Hacía prodigios el señor García para ir iniciando dulcemente en aquella inteligencia, lo mismo atenta que distraída, los principios de una instrucción que más que a enriquecer el cerebro con gran caudal de conocimientos, se dirigía a despertar el sentimiento místico e idealista y a crear una exagerada devoción religiosa que degenerara en fanatismo.
La niña aprendía a leer en lindos libritos de cantos dorados y encuadernados en tafilete, donde con estilo melifluo y empalagoso se relataban estupendos milagros y se hablaba del amor a Dios, empleando mundanas comparaciones que hubieran hecho ruborizar a María, a tener más años y menos inocencia.
Aquella continua lectura y las entretenidas relaciones del señor García, que sabía mezclar en la conversación vidas de santos y santas, narradas en forma novelesca y en las que el diablo desempeñaba siempre el papel de traidor de melodrama, trastornaba el cerebro de la niña, que a los diez años soñaba en hermosas princesas que morían en el martirio antes que abjurar de su fe, y en bellísimos ángeles con armaduras de oro y rodeados de deslumbrantes resplandores que, aprovechando el silencio de la noche, descendían del cielo para depositar un casto beso, sobre la frente de las vírgenes cristianas.
Conforme transcurría el tiempo y crecía la niña, don Ricardo sumíase en su melancolía y descuidaba la educación de su hija confiando en la fidelidad de Tomasa y la amistad del señor García, y éste, aprovechándose de aquella apatía y del cariño que le profesaba María, procedía como un verdadero padre, disponiendo de su voluntad a su antojo.
La aversión que la pequeña mostró en otro tiempo a permanecer mucho tiempo en la iglesia, habíase trocado, merced a las sugestiones del cariñoso protector, en cotidiano y celestial placer, siendo los momentos más felices para María aquellos en que, arrodillada con todo el aire de una señora mayor, estaba en la iglesia arrullada por las melodías del órgano y contemplando aquellas imágenes que con sus ojos de vidrio la miraban fría e indiferentemente.
Mayor placer le causaban todavía las visitas a los conventos.
Tenía el señor García grandes amistades con las superioras de algunos de ellos, y allá iba una vez por mes acompañado de la niña, que ansiaba penetrar en aquellas destartaladas habitaciones impregnadas de ese olor "sui géneris" mezcla de humedad y de incienso, propio de las casas de religión.

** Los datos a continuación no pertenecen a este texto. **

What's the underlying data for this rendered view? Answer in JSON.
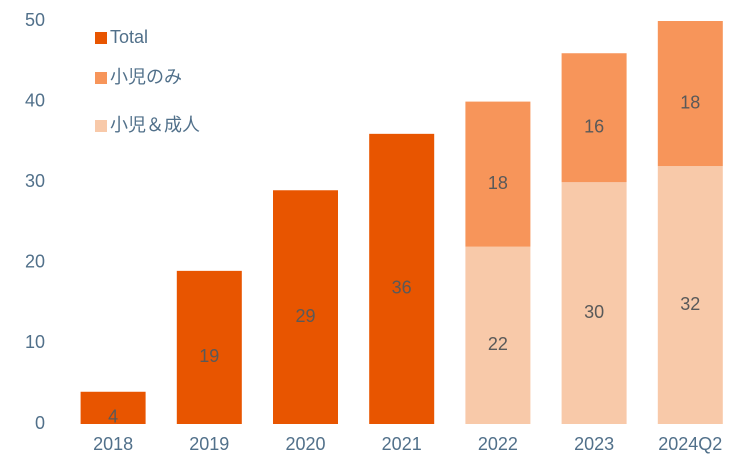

Su viejo preceptor quedábase en el locutorio; pero para ella se abrían las puertas del claustro y pasaba de los brazos de una a otra monja, siendo acariciada por todas, y volviendo a casa con los bolsillos atestados de escapularios y golosinas.
La imagen del convento iba grabándose fuertemente en su cerebro.
Los trajes extraños de aquellas mujeres, su género de vida, el ambiente poético de su vivienda, y sobre todo la egoísta consideración de que encerrándose allí ganaba el cariño de Dios y se conquistaba el cielo, causaban gran impresión en el ánimo de la niña, y aún venían a aumentar la fuerza de tales sentimientos las palabras del señor García, que estaba elocuente al descubrir las delicias del claustro y lo bien vistas que eran en el cielo cuantas personas renunciaban al mundo encerrándose en aquél.